When one examines the challenges facing the auto industry in coming years, perhaps the most important finding is that companies are charting individual approaches to address them.
Automotive News' six-part "Industry on Trial" series confirms the premise of Fiat Chrysler Automobiles CEO Sergio Marchionne that the auto industry doesn't produce adequate returns on the capital it spends.
That's a daunting realization for people in one of the world's most capital-intensive industries. It's especially alarming as individual auto companies recognize that they will need even greater financial resources. All must cope with increasing regulation; new technologies; rising consumer demands for fuel economy and safety; and fresh, well-funded competitors with disruptive business models.
It's a shock to a system that for more than a century has focused on continual improvements to a single product sold to a single buyer: the privately owned automobile.

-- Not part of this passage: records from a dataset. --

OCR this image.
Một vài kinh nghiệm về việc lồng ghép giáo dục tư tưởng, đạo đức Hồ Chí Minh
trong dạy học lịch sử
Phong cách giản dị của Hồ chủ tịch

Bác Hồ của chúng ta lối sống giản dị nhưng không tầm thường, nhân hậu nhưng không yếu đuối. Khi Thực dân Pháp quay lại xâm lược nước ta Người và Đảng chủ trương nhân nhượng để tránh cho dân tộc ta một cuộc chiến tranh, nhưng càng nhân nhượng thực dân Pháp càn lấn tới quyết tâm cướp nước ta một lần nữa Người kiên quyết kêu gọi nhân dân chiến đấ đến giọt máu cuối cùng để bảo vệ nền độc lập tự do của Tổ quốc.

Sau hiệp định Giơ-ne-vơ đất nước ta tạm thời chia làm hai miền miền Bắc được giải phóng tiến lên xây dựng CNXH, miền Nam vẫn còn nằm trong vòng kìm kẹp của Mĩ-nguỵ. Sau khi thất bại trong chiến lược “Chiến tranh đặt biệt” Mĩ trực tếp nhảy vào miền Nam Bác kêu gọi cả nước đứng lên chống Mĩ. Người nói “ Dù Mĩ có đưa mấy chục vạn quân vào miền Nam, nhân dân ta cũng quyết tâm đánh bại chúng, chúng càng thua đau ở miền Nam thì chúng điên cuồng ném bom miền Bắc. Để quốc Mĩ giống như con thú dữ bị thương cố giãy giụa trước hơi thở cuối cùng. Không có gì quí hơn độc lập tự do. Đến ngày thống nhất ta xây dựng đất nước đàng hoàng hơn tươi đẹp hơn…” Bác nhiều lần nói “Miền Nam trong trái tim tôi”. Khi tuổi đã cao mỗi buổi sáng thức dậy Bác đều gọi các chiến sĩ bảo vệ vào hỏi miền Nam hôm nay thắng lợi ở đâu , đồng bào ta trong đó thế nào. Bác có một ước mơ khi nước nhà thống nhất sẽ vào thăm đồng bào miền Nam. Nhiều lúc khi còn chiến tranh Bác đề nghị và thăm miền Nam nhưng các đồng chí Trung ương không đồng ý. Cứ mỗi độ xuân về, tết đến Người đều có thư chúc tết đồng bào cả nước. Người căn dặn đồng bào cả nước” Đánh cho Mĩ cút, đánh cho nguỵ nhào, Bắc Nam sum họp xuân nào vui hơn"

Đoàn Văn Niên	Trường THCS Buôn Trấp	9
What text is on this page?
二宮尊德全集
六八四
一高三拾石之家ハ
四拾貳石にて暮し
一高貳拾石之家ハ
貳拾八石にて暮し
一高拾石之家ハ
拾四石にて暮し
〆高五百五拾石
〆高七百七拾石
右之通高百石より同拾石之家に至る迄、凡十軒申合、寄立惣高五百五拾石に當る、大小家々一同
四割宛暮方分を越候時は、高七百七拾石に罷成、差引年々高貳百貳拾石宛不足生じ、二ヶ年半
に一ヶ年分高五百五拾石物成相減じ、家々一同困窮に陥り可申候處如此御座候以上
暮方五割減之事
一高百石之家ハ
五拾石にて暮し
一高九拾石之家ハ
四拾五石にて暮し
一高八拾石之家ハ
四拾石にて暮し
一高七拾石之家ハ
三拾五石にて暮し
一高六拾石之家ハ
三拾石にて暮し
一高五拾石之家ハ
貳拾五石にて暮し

It's not clear where the global auto industry is headed over the next decade, but only companies with skill, agility and deep pockets will complete the journey.
This week's "Industry on Trial" stories of four paths to the future illuminate a key question for auto companies: how to survive and prosper in crunch time.
The need for cash will keep mergers near the top of the option list. That's true, even though most auto mergers have flopped.
Often, the failures were marked by limitations of government ownership, big overlaps that degenerated into turf wars or a leader focused on the next deal.
But there also are successful mergers. Those exceptions also often share traits: less overlap to trim, one partner close enough to death that its employees readily accept change and a strong leader with vision.
Mergers aside, most auto companies are working to position themselves for long-term success by staying flexible, fixing weaknesses and building on what they do best.
All companies are different and must choose their own path. With vision and work, they all have the tools to thrive.